Especially on the power play.
Aside from being the living embodiment of the good parts of Minnesota Nice off the ice, the thing that stands out about Hunt on the ice is his powerful slap shot from the point. Dumba, whose slap shot is widely considered the Wild’s hardest, was asked Monday to compare his to Hunt’s.
“They are probably the same,” he said.
Hunt’s power-play one-timer from the above right circle tied Sunday’s game 3-3 early in the third period.
“He rips the puck, man,” Dumba said. “And the way he’s shooting it right now, his (shot) is probably better.”
Maybe the most impressive thing about Hunt’s one-timer is that he’s able to generate so much power from his 5-foot-9, 175-pound frame.
“You don’t expect that from smaller guys,” Seeler said. “He certainly gets some power behind that.
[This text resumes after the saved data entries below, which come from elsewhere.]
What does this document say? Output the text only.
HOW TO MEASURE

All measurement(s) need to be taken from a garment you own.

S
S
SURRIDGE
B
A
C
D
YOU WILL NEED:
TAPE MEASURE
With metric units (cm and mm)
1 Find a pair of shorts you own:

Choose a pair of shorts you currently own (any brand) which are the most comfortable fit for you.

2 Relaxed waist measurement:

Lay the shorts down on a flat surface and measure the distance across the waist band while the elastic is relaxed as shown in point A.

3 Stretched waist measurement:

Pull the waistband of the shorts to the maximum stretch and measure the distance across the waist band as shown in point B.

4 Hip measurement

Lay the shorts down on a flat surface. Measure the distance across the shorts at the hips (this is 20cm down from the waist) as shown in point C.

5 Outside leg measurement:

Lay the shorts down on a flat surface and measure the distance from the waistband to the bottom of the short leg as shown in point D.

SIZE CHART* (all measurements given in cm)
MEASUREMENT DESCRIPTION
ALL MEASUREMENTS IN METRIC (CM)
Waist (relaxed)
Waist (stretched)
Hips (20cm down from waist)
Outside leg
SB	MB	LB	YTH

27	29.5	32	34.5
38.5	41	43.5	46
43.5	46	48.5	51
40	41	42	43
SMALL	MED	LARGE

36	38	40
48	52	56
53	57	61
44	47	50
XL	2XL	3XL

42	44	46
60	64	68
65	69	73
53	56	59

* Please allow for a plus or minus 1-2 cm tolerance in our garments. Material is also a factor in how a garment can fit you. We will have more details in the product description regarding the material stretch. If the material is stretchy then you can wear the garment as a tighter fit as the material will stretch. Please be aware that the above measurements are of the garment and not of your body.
You saw (against the Canadiens) what he can bring. He brings the heat.”
It’s something Hunt has worked on since he was a kid. He’s been uncorking one-timers for as long as he can remember. As for how he actually generates so much power, Hunt doesn’t know the science behind it, nor does he care too much.
“Maybe it’s mechanics or something,” Hunt said. “Just one of those things where I’m fortunate to have a hard shot. I’m not too sure what exactly goes into it. I just swing as hard as I can and hope it hits the net.”
There’s definitely some technique to it, though Dumba might have put it best when asked his opinion. “I think some guys just got it and some guys don’t,” he said.
It’s safe to say Hunt’s teammates are happy he has it; he’s been one of the bright spots amid a dreary, 2-6-0 start.
“It’s been awesome,” Dumba said. “Any team that needs to battle out of something needs other guys to step up. It’s the same every day with Huntsy. He’s awesome. He’s always got that big smile and brings that energy. You love that in the locker room.”
OK, honestly, is there anyone out there that has anything bad to say about this guy?
“Oh, I’m sure my wife would be able to say lots of things that are bad,” Hunt said with a laugh. “I don’t know. Just try to do the right thing all the time and be a good person; that’s what it comes down to.”